According to the ministry, the areas around Panmunjom in Paju, Gyeonggi, have had no recent cases of the disease. Areas still affected by the virus, which may be lethal to pigs, in Hwacheon, Gangwon, are far away.
The ministry said the tours will start with only half the usual admittance rate and gradually allow more people.
“We hope the resumption of tours to Panmunjom can serve as groundwork for free movement and demilitarization of the area in line with the Panmunjom Declaration and [inter-Korean] military agreement,” said Unification Ministry spokesman Yoh Sang-key.
“Starting with Panmunjom, the government will continue efforts to return other areas in the demilitarized zone such as the DMZ peace trails back to the people.”
The two Koreas signed a military agreement in September 2018, during their third summit that year, to demilitarize the JSA and allow for free movement of tourists and personnel in the area.

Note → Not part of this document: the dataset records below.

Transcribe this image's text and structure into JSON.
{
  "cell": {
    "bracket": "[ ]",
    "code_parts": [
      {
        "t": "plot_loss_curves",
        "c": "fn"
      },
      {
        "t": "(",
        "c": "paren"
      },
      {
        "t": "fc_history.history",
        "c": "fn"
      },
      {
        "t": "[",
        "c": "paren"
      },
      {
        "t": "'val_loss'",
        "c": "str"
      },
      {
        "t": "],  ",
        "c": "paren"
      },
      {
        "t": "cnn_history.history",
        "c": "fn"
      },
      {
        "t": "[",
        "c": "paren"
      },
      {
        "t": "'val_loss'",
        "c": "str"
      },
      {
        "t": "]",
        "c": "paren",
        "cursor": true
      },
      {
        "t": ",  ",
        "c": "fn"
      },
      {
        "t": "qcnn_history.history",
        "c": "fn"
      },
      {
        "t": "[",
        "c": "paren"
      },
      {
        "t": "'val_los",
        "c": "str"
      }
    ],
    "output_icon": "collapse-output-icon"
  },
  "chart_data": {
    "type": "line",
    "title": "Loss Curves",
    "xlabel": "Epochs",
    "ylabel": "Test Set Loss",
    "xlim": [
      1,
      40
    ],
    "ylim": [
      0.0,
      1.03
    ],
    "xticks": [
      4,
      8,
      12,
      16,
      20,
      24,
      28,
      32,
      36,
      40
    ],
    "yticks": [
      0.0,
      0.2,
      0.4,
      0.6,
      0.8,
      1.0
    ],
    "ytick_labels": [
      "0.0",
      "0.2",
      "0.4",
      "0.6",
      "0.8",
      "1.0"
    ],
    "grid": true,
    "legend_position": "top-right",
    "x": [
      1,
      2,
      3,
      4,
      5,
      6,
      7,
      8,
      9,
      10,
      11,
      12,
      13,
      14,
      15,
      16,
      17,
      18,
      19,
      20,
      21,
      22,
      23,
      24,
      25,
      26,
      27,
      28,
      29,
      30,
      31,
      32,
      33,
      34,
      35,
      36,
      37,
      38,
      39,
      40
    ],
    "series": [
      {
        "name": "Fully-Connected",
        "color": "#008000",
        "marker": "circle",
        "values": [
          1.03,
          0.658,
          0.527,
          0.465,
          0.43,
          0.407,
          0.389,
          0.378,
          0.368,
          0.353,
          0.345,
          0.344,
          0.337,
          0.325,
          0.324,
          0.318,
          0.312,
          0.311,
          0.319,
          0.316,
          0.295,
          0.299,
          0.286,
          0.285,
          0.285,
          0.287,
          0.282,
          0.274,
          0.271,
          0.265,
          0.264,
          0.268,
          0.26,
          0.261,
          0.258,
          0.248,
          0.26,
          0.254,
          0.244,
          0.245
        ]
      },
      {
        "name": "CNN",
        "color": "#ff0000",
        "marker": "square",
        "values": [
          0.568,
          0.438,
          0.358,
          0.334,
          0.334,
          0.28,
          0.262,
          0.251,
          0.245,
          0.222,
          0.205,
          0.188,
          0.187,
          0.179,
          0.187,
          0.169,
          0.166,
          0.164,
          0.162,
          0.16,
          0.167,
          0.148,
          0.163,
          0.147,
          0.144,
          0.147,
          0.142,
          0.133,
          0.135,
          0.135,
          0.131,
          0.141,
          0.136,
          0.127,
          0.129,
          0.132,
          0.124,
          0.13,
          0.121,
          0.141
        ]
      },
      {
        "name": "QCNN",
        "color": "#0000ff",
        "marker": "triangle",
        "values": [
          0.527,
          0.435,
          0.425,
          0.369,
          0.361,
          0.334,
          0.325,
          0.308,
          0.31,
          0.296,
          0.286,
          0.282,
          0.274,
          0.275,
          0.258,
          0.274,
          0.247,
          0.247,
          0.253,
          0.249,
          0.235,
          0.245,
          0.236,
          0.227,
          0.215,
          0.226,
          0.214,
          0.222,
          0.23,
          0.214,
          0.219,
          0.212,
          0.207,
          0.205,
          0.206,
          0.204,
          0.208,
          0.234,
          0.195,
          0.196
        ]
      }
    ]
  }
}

Both sides made initial progress in seeing through the plan, with the withdrawal of some armed personnel in the JSA, but a subsequent chilling of inter-Korean ties has kept tensions high in the area.
Yoh acknowledged that Seoul has been unable to reach the North to discuss the DMZ tourism plan, though he said talks were continuing between the South Korean government and the United Nations Command, which oversees the area.
With regards to safety risks for the resumed tours — which come just weeks after a South Korean fisheries official was shot and killed by a North Korean maritime patrol in the North’s waters — Yoh said both Koreas’ troops in Panmunjom were unarmed and therefore pose no danger to the safety of visitors.
Applications for tours must be submitted at least two weeks ahead of the planned date of visit, with persons over the age of eight being eligible. Visitors will be allowed to apply for the tours on an individual or family basis, as opposed to the past, when visitors had to join parties consisting of 30 to 40 people.